Recently, a technology of dissolving gas at a high concentration, or allowing gas to remain as air bubbles, be destroyed, or be floated in a liquid has been variously applied in several industrial fields including a food industry field.
Particularly, in a food field, gas such as carbon dioxide, or the like, is dissolved or allowed to remain in drinking water to thereby be utilized as a functional drink, or the like, in a semiconductor manufacturing field, air bubbles have been used to wash a surface of a semiconductor by allowing the air bubbles air bubbled in a liquid to be destroyed on an etching surface of the semiconductor, and in an environmental field, air bubbles having levitation power have been utilized in order to remove floating materials in waste water.
However, since the air bubbles used in various fields as described above should be manufactured so that air bubbles having a size suitable for purpose in each of the fields are contained, and the number of contained air bubbles also is suitable for the purpose, a different apparatus and method of generating air bubbles have been used in each of the field.

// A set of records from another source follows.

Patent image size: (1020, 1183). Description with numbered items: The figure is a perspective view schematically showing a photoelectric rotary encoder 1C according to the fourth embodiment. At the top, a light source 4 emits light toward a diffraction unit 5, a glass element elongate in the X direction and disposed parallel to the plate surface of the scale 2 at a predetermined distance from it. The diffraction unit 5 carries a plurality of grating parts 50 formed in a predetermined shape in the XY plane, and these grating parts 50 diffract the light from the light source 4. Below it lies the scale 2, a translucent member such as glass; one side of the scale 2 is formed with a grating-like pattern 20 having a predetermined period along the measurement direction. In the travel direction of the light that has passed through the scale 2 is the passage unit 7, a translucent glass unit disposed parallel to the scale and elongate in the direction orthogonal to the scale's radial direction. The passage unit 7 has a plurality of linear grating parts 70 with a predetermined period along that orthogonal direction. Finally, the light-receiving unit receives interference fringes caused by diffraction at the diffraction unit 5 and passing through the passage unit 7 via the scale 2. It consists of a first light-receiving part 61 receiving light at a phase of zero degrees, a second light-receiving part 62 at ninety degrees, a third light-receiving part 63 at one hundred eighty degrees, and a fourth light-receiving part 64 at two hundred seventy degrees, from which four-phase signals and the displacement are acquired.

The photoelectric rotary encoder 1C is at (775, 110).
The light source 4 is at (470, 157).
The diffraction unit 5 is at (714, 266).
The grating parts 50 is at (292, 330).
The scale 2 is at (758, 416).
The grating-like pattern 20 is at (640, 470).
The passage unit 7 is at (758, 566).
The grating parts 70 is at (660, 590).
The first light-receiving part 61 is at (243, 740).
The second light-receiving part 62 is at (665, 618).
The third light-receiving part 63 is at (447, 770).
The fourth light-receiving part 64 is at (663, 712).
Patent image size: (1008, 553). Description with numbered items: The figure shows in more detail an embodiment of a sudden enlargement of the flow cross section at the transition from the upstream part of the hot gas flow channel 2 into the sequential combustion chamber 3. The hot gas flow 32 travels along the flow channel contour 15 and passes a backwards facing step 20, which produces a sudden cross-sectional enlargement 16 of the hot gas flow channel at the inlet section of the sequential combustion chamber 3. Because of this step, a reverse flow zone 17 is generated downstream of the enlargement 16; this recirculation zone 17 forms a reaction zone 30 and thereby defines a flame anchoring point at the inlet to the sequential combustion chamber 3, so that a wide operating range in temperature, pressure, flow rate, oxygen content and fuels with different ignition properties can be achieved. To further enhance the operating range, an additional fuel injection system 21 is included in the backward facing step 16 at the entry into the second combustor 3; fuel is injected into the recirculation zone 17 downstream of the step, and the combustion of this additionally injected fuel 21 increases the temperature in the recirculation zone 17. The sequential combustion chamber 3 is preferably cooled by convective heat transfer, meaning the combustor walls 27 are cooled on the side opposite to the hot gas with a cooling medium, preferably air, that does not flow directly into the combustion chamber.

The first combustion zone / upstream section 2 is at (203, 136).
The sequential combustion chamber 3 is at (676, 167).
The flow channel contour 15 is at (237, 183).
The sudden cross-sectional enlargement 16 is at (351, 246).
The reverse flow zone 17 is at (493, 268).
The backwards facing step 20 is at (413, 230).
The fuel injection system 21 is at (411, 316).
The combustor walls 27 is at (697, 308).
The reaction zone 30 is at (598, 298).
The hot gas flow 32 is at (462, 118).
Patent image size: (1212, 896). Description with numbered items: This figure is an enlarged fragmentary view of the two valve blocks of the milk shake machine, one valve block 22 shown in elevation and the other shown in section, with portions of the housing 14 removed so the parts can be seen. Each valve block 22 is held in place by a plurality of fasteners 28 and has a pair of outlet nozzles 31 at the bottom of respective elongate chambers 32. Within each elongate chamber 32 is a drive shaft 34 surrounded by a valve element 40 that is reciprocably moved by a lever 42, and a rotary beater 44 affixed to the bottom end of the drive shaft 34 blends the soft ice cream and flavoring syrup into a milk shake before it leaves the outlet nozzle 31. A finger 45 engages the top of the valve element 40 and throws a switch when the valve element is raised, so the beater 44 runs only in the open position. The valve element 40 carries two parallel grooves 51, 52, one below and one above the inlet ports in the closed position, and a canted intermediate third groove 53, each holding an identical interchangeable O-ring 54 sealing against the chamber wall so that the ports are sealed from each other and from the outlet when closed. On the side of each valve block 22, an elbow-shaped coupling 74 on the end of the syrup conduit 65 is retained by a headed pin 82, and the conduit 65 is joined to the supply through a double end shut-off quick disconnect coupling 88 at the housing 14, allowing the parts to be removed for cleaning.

FIG. 1 illustrates an apparatus of generating air bubbles using a hydrodynamic method, which is a representative commercialized means among the existing apparatus of generating air bubbles.
Referring to FIG. 1, the apparatus of generating air bubbles is configured to include an underwater motor connected to an electric cord supplied with power from the land; an impeller formed at an output rotation axis of the underwater motor in a radial shape when being viewed from a bottom surface so as to finely crush air bubbles having a large diameter, and including a plurality of rotating blades having a jaw and formed in a saw-teeth shape; an impeller protection member including a partition wall provided with slits at a lower end of the underwater motor and extended downwardly so as to enclose the impeller, and a single-side filter having a cup shape and covered on a lower end of the partition wall; and a gas injector including a gas injection hose supplied with compression air from a compressor on the ground and connected to the underwater motor and a gas injection hose connected to a distal end of the gas injection so that a spray nozzle is positioned at the center of the impeller.
In the apparatus of generating air bubbles according to the related art as described above, fine air bubbles were formed in water by finely crushing oxygen introduced from the outside in a liquid using the impeller rotating at a high speed, but in order to rotate the rotating blades or impeller as described above at the high speed, a large amount of electrical energy is continuously consumed, and there is a problem in working safety.
Further, structures of water and oxygen molecules may be destroyed due to high-speed rotation of the impeller, and there are disadvantages such as mixing of metal particles due to abrasion of the rotating blade, a temperature rise of a fluid due to friction between the liquid and the impeller and heat of a driving motor, alternation of the fluid caused by the temperature rise, a decrease in the number of remaining air bubbles, and the like.
As a result, the apparatus of generating air bubble according to the related art as described above may be used only in some environmental field, for example, a case of floating the floating materials in waste water treatment, but uses of the apparatus of generating air bubbles are restrictive in fields requiring hygiene cleanliness such as a drink water field, a semiconductor washing field, or the like.
A necessity for a device and a method for adjusting the number and size of air bubbles, not causing a change in molecular structure of water or gas, which is the disadvantage of the apparatus of generating air bubbles according to the related art as described above, and not causing a phenomenon that foreign materials are contained, that is, not using the high-speed impeller has been increased.